Jesus log nicht, als er sagte, dass er nicht von dieser Welt sei. Als er die Israelis ansprach: Ihr seid von hier aber ich bin vom Himmel gekommen – meinte er nicht den Wolkenhimmel oder die Stratosphäre, sondern außerirdisches Leben. Er sprach von einem Ort, wo es keinen Schmerz und keine Tränen gibt. Keine ungerechte Kralle, die Sie unversehens von hinten trifft. Da wo Sie kein Böser erwartet, ist das außerirdische Leben.
Ich komme von meinem Vater und ich tue die Werke meines Vaters. Wer an mich glaubt, wird leben. – Sie werden weiterleben, wenn dieses irdische Leben demnächst zu Ende ist, Sie bekommen hier und jetzt – durch Jesus – ein anderes Leben und eine andere Qualität des Lebens. Um als Mensch zu leben, brauchen Sie einen Geist, verbunden mit einer Seele, wiederum verbunden mit Ihrem Körper, der jetzt gerade altert. Ihr Körper altert, Ihr Geist nicht. Ihre Seele ist das Bindeglied. Hier entscheiden Sie – Ihr Wille geschieht oder geschieht nicht. Denn Sie entscheiden, auf wen Sie hören wollen.
Wenn ich euch von irdischen Dingen erzähle, und ihr glaubt nicht, wie wollt ihr glauben, wenn ich euch von himmlischen Dingen erzählen werde? Ich und der Vater sind eins – sagte uns der Außerirdische, der Mensch wurde! Der von Gott kam und Mensch wurde, hatte keinen irdischen Vater aber eine menschliche Mama.
Gott wurde Mensch. Gott der einfach nur, dadurch dass er sprach, die Welt gemacht hatte. Das alles, was Sie sehen im Hubble:

Sie können noch nicht einmal die Anzahl der Galaxien zählen.

Außerirdisches Leben

Es gab außeridisches Leben lange vor Erschaffung der Welt. Unser Part begann, als Er sprach: Lasst uns Menschen machen. Fünf Tage lang Himmel, Erde, Wasser, Pflanzen, Licht, Tiere, am sechsten Tag sprach Gott, lasst uns Menschen machen und er machte…

Vor 43 Jahren schickte die NASA Voyager 1 und 2 ins Weltall mit einer auf der Außenhülle angebrachten vergoldeten Datenplatte,einer Botschaft gerichtet an außerirdisches Leben.
Jimmy Carter schrieb darauf: Dies ist ein Geschenk einer kleinen, weit entfernten Welt, eine Probe unserer Klänge, unserer Wissenschaft, unserer Bilder, unserer Musik, unserer Gedanken und unserer Gefühle.

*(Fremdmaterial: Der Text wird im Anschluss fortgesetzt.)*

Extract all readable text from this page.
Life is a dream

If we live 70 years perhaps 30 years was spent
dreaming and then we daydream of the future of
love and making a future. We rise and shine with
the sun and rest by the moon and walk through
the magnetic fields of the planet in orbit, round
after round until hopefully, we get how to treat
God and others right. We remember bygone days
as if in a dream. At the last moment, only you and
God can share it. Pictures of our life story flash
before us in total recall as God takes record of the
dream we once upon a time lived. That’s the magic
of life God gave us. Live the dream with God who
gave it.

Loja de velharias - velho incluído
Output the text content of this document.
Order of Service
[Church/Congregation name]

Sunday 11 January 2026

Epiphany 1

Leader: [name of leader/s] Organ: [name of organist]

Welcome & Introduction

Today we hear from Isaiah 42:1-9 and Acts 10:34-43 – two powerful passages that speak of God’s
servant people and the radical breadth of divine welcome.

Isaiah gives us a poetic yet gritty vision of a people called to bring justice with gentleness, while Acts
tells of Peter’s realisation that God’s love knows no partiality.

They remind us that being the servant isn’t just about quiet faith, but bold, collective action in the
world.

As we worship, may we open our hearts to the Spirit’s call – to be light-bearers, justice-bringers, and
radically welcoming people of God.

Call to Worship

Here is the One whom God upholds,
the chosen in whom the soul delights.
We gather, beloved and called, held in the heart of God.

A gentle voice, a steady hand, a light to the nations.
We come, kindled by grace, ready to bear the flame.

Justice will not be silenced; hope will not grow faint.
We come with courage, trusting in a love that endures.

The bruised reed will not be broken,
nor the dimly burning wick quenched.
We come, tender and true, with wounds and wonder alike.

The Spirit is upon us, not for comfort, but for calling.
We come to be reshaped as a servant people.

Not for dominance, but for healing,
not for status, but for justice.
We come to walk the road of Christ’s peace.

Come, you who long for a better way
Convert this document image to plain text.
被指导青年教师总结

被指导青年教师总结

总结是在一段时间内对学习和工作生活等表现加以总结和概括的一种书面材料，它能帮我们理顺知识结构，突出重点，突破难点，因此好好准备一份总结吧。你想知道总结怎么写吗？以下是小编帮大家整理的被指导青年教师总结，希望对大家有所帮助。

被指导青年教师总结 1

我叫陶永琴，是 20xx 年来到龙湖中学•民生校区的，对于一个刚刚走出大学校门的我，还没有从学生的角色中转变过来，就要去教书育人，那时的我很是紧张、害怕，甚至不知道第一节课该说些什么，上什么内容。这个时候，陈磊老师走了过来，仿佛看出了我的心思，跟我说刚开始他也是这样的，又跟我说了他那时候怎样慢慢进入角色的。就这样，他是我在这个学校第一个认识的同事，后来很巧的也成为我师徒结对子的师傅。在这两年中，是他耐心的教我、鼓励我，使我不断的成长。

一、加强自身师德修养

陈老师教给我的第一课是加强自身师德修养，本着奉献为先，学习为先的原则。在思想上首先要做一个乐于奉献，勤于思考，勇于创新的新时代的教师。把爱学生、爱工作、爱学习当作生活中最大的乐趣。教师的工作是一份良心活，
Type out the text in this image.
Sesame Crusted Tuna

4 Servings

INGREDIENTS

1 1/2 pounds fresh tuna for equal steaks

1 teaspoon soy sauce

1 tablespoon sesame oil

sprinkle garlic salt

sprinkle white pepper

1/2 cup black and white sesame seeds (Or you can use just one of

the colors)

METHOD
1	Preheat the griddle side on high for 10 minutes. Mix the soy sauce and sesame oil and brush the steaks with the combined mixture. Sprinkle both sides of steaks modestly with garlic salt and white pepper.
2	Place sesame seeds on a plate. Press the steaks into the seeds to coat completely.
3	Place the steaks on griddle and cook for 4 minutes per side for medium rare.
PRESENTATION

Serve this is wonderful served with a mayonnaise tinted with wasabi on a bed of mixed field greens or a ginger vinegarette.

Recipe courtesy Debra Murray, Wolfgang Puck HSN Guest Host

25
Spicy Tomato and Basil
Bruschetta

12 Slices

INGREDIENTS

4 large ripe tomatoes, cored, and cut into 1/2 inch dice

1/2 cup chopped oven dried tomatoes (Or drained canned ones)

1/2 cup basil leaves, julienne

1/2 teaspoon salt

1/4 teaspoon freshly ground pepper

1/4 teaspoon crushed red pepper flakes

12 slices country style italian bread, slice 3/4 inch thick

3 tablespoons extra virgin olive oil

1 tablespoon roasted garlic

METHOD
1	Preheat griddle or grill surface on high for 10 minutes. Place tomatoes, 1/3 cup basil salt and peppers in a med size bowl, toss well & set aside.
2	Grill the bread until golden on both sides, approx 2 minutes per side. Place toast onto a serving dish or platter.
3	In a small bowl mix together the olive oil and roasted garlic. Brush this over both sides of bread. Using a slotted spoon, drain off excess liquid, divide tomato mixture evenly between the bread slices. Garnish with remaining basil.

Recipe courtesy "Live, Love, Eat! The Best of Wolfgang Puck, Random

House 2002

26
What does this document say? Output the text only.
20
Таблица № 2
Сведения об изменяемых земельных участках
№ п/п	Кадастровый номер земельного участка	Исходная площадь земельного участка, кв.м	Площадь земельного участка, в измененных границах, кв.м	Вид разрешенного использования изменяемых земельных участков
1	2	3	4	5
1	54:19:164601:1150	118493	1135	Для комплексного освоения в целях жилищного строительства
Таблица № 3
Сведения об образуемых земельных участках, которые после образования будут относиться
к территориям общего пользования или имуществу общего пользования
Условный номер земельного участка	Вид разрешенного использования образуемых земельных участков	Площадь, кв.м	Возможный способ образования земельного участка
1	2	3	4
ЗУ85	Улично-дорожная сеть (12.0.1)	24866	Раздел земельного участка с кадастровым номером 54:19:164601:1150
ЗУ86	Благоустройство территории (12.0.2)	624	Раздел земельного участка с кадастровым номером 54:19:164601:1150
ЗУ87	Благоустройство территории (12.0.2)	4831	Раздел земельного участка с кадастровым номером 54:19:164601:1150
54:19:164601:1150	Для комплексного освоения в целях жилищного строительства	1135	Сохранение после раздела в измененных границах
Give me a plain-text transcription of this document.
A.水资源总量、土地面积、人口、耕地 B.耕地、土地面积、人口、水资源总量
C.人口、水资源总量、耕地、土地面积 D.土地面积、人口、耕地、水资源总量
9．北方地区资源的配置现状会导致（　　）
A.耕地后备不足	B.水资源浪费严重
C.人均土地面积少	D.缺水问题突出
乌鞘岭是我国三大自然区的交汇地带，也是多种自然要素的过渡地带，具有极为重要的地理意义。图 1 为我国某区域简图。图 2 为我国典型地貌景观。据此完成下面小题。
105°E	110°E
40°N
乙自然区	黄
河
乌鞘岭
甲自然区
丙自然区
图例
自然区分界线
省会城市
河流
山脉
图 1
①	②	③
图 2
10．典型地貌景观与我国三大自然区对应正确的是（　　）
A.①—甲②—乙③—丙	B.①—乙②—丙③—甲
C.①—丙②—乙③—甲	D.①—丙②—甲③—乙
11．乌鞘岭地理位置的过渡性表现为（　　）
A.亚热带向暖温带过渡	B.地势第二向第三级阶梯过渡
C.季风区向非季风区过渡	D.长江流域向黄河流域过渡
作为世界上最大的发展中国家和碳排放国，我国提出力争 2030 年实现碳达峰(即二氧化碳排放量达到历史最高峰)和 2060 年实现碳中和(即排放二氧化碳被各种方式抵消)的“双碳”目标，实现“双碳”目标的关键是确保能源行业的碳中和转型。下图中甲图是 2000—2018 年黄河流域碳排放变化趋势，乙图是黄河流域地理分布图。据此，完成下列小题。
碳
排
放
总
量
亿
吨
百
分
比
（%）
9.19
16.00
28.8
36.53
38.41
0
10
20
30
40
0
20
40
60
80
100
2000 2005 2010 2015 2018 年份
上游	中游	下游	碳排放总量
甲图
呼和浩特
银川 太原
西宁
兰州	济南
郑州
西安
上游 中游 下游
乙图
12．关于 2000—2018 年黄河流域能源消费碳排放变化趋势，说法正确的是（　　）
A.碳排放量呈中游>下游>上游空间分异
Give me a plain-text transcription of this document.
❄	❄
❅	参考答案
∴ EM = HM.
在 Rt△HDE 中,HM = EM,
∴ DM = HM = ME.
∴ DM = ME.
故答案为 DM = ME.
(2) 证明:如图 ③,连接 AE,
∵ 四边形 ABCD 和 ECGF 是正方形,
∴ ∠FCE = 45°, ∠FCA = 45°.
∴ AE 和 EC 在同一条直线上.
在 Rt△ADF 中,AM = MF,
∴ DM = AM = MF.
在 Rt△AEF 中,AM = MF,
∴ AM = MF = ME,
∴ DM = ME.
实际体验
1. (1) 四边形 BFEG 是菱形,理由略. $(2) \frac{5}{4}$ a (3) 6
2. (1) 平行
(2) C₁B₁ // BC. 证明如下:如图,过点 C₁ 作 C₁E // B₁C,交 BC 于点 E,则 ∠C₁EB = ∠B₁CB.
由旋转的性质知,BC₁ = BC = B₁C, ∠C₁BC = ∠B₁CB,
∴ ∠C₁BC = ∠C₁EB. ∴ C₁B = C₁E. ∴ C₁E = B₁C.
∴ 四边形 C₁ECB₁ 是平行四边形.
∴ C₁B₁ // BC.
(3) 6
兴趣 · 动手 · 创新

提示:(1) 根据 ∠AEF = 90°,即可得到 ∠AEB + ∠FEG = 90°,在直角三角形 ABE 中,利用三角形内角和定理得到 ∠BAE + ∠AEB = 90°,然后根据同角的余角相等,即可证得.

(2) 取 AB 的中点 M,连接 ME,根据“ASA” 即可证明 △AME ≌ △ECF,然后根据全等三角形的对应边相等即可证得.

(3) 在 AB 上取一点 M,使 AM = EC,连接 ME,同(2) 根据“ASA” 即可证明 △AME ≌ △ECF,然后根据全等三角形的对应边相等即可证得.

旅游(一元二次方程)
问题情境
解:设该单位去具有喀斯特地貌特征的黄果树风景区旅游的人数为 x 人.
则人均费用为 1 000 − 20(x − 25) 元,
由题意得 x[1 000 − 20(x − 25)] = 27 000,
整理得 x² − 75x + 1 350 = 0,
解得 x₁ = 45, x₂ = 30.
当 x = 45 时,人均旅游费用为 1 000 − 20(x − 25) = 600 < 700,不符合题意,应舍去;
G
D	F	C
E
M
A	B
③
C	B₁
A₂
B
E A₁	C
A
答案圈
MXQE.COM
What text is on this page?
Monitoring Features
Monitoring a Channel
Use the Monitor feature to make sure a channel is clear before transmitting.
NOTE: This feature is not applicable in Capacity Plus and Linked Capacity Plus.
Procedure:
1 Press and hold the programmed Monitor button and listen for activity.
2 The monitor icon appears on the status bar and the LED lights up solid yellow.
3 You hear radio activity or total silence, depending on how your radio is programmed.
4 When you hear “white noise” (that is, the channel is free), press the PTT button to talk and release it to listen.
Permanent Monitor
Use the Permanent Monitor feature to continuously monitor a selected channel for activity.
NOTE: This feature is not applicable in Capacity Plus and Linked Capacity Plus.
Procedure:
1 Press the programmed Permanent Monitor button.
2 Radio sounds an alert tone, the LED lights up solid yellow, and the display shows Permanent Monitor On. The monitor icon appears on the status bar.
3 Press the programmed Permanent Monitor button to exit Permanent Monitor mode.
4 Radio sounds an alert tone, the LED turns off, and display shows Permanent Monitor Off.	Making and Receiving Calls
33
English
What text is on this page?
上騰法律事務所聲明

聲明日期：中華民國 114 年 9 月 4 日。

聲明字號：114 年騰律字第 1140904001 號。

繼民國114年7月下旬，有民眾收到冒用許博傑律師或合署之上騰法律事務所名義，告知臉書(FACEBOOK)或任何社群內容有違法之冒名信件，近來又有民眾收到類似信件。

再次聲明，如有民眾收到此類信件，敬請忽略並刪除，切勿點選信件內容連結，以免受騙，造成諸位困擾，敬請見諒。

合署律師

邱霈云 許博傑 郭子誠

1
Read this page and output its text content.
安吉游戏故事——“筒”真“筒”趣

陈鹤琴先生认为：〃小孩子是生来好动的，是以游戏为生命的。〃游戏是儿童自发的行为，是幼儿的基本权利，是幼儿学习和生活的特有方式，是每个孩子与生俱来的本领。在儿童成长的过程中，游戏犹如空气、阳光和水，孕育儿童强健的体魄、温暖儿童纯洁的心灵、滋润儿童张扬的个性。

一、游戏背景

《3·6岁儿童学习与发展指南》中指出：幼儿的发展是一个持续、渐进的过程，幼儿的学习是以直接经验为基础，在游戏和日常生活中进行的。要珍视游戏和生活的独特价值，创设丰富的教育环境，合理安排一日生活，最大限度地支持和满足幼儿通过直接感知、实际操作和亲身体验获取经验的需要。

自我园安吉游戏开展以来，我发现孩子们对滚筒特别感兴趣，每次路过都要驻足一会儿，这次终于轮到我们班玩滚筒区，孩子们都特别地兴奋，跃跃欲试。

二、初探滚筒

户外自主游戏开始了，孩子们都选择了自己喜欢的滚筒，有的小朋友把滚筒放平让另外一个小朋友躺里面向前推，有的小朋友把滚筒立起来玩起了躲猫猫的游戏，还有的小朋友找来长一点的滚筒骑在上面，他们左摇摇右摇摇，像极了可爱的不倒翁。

Er hatte sich unter den Menschen bewegt und war sofort anerkannt als derjenige, dem sie zuhören wollten. Kranke wurden schlagartig geheilt, Verwirrte gesund, Dämonisierte entlarvt und befreit. Prostituierte legten ihr Gewerbe nieder, weinend vor Freude aufgrund Einsicht und Vergebung. Aus verworfenen Menschen wurden hingebungsvolle Nachfolger. Die etablierten religiösen Priester hassten ihn abgrundtief (Neid). „Das ganze Volk läuft ihm nach.“ Alle, die vor mir waren sind Diebe und Räuber, ich bin derjenige der es gut mit euch meint, der euch wirklich gut führen will, der gute Hirte gibt letztlich sein Leben für die Schafe, denn die Schafe gehören ihm. Es sind seine eigenen Schafe. Er haut nicht einfach ab!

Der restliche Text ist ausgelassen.